Stretching herself out on the oak floor of the living room, she was at once attacked by her golden toy poodle, Ringo.

Liking blood, the dog began to lap at her nose, his quick pink tongue sandpaper-rough on her face.

"Oh, please Ringo. I don't need any more grief," she said, trying to push the dog away.

But even this much movement caused her nose to spurt more red blood, so that all she could do was back-down, and let Ringo have at her.

"She's alive," Mindy said miserably. "We killed her, we buried her two hundred miles from here, but she's alive. Do you hear that, Ringo? She's alive!"

Ringo just continued to yip and lick her face.

Once Jenny was in her arms, Diane knelt next to the small girl for a closer look at her. Dirt darkened Jenny's face and smudged her white blouse, jeans, and Reeboks. Her blond hair was a bird's nest of tiny leaves. She looked as if she'd been traveling for days. But kneeling there in the clearing, the sun warm on her back, Diane was far more disturbed by Jenny's eyes, a blank blue that suggested shock.

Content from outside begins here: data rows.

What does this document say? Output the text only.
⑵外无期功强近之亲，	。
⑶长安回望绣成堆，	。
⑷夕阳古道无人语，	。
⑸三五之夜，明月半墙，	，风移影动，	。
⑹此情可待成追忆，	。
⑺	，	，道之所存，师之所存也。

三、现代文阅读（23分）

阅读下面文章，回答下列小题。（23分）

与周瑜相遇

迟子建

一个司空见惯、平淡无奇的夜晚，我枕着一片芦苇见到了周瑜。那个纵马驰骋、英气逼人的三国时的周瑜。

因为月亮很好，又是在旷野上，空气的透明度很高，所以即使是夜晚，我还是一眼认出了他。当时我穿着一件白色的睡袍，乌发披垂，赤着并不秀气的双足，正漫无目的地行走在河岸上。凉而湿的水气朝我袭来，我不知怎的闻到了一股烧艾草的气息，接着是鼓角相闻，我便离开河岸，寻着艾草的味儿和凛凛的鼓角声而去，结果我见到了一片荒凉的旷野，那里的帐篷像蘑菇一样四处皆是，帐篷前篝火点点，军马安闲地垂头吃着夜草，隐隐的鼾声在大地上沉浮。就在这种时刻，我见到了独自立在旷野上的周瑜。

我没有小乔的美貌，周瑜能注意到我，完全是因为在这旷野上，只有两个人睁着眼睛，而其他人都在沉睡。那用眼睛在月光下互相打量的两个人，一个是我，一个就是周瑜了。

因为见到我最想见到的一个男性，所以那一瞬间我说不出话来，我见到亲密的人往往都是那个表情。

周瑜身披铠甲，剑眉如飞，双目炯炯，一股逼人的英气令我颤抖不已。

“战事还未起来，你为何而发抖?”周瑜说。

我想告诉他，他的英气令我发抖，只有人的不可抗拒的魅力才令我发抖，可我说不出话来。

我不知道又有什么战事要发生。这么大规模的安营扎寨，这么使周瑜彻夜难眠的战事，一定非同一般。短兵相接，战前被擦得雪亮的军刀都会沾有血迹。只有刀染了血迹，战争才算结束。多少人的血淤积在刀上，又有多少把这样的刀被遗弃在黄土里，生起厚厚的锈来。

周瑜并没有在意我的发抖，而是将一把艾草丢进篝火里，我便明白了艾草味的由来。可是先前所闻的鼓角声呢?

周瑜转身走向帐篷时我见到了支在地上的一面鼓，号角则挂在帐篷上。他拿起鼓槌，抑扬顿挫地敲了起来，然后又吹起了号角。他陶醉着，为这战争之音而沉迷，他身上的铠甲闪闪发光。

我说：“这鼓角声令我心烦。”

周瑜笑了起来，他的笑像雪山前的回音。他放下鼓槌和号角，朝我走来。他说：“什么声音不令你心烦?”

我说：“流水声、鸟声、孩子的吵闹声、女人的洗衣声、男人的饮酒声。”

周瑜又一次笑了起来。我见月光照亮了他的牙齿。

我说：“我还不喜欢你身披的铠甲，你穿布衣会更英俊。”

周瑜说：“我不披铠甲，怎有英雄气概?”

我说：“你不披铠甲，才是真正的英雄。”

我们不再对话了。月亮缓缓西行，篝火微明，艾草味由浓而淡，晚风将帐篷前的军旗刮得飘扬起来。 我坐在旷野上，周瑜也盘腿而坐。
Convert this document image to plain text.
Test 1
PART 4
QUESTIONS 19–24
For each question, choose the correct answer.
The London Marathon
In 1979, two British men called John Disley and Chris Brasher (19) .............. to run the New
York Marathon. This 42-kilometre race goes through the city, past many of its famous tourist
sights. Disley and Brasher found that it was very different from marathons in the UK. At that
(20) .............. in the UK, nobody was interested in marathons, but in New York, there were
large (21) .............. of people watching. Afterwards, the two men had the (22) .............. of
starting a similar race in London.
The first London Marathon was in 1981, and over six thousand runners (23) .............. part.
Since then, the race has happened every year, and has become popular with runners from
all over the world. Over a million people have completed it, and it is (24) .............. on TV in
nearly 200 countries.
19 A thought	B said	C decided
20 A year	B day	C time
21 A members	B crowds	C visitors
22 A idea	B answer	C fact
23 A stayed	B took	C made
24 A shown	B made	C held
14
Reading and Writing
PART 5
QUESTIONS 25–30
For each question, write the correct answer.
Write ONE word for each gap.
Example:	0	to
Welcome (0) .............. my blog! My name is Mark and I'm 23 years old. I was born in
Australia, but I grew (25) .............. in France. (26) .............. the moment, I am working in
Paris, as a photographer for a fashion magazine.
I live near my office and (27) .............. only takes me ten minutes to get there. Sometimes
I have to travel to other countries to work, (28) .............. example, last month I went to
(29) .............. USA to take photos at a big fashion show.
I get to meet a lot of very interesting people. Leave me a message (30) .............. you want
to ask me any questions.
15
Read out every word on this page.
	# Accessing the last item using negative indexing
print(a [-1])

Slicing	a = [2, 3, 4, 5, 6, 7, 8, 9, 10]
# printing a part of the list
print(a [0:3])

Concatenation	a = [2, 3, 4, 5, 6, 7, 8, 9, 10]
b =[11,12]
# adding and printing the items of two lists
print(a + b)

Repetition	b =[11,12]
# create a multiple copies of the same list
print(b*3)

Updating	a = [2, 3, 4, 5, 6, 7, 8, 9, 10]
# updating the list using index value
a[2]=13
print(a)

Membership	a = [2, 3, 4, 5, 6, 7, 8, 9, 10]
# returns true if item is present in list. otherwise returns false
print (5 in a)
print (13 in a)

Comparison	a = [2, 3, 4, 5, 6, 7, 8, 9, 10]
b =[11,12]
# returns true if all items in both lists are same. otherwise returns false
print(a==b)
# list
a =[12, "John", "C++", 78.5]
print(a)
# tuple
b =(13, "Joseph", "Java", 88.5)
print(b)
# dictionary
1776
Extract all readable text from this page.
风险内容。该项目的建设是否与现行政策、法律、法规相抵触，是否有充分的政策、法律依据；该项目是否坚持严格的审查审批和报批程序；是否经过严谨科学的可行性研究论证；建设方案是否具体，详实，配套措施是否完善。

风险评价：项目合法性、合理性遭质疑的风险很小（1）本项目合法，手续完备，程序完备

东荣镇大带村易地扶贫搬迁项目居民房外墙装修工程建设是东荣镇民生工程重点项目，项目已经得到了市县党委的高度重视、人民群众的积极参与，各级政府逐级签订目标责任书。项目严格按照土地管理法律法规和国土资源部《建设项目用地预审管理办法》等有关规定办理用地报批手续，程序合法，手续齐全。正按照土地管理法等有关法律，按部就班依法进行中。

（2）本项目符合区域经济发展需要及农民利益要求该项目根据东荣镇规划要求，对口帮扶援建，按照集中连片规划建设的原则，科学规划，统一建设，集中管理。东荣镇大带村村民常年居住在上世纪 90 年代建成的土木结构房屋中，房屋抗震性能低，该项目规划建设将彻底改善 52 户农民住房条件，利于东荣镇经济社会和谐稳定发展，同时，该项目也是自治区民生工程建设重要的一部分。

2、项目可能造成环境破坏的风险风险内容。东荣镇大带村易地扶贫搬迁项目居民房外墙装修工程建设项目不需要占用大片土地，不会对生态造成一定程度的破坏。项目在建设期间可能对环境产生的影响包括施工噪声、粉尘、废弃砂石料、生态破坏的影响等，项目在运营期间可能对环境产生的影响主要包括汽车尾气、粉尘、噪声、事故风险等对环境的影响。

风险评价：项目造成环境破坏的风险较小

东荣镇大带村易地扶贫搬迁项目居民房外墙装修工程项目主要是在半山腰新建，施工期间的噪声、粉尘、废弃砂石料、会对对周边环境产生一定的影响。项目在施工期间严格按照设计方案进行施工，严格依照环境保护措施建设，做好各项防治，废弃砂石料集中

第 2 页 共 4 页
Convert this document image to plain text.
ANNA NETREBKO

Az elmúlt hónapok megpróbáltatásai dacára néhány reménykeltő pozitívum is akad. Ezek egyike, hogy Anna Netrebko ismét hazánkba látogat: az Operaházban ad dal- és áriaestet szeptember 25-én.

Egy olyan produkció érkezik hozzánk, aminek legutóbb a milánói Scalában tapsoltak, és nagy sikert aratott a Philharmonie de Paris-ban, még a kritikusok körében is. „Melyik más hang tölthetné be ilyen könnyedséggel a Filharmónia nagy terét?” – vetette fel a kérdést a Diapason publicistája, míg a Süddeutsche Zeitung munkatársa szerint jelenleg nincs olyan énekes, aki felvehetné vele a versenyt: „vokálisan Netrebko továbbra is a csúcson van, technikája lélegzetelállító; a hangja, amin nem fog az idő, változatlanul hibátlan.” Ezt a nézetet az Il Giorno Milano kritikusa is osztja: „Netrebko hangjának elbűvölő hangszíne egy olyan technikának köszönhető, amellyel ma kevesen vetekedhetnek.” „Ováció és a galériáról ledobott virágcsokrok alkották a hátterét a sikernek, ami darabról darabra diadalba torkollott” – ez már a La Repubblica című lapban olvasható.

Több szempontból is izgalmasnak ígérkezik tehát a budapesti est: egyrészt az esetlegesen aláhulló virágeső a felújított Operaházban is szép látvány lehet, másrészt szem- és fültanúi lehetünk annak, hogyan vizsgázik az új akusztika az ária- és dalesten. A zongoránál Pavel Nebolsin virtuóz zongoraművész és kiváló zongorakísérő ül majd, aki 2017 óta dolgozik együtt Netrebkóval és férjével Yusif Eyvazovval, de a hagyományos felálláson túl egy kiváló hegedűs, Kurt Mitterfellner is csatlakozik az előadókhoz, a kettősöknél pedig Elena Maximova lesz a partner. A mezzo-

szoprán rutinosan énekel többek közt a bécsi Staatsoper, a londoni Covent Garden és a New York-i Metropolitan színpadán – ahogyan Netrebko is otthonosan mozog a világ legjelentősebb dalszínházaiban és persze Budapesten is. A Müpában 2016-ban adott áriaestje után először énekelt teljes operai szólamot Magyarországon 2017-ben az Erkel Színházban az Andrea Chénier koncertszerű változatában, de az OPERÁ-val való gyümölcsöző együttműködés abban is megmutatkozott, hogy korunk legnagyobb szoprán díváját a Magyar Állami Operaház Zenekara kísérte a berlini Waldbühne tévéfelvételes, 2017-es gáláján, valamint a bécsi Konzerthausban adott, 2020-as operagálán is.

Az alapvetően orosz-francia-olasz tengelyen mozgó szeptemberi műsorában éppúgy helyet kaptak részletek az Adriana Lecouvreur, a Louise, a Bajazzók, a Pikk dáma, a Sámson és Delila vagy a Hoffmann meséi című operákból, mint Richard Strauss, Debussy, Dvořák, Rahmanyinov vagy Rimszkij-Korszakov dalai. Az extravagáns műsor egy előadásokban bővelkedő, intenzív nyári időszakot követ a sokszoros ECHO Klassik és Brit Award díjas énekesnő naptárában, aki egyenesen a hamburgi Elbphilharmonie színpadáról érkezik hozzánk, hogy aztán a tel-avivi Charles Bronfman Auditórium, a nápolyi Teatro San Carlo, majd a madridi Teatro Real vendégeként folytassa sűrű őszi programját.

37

"Where did you come from, Jenny?"

Jenny's gaze registered understanding but she said nothing, just stared at Diane.

"Why don't we go tell Mindy you're home? Do you know how happy she'll be?"

Diane rose and took Jenny's fragile hand, starting to lead her toward the McCay property.

Jenny's grip suddenly became iron. She jerked on Diane's hand, pulling Diane back.

"You don't want to go home? You don't want to see your sister?" Diane asked.

With the severe blue gaze unchanged, Jenny shook her head.

"Where do you want to go, then?" Diane said, her glee having turned abruptly to a curious exasperation.

With her free hand, Jenny pointed to the house: Diane's house.

"Do you have any idea how many people were looking for you? The TV stations estimated that more than one thousand people joined the search one Saturday. And that wasn't counting the police and the State Patrol and the State Bureau of Investigation." Diane said all this as they stood in the bathroom. She washed Jenny's face and hands with a soft pink washcloth soaked in warm, soapy water. "They searched parks and farmland and the clay hills to the north and they put your picture in all the supermarkets and sports arenas and department stores. And once a night, there was an update about you." Diane frowned. "I hate to say this, Jenny, but everybody started believing that you were dead. They just assumed that your kidnappers had gotten scared and murdered you."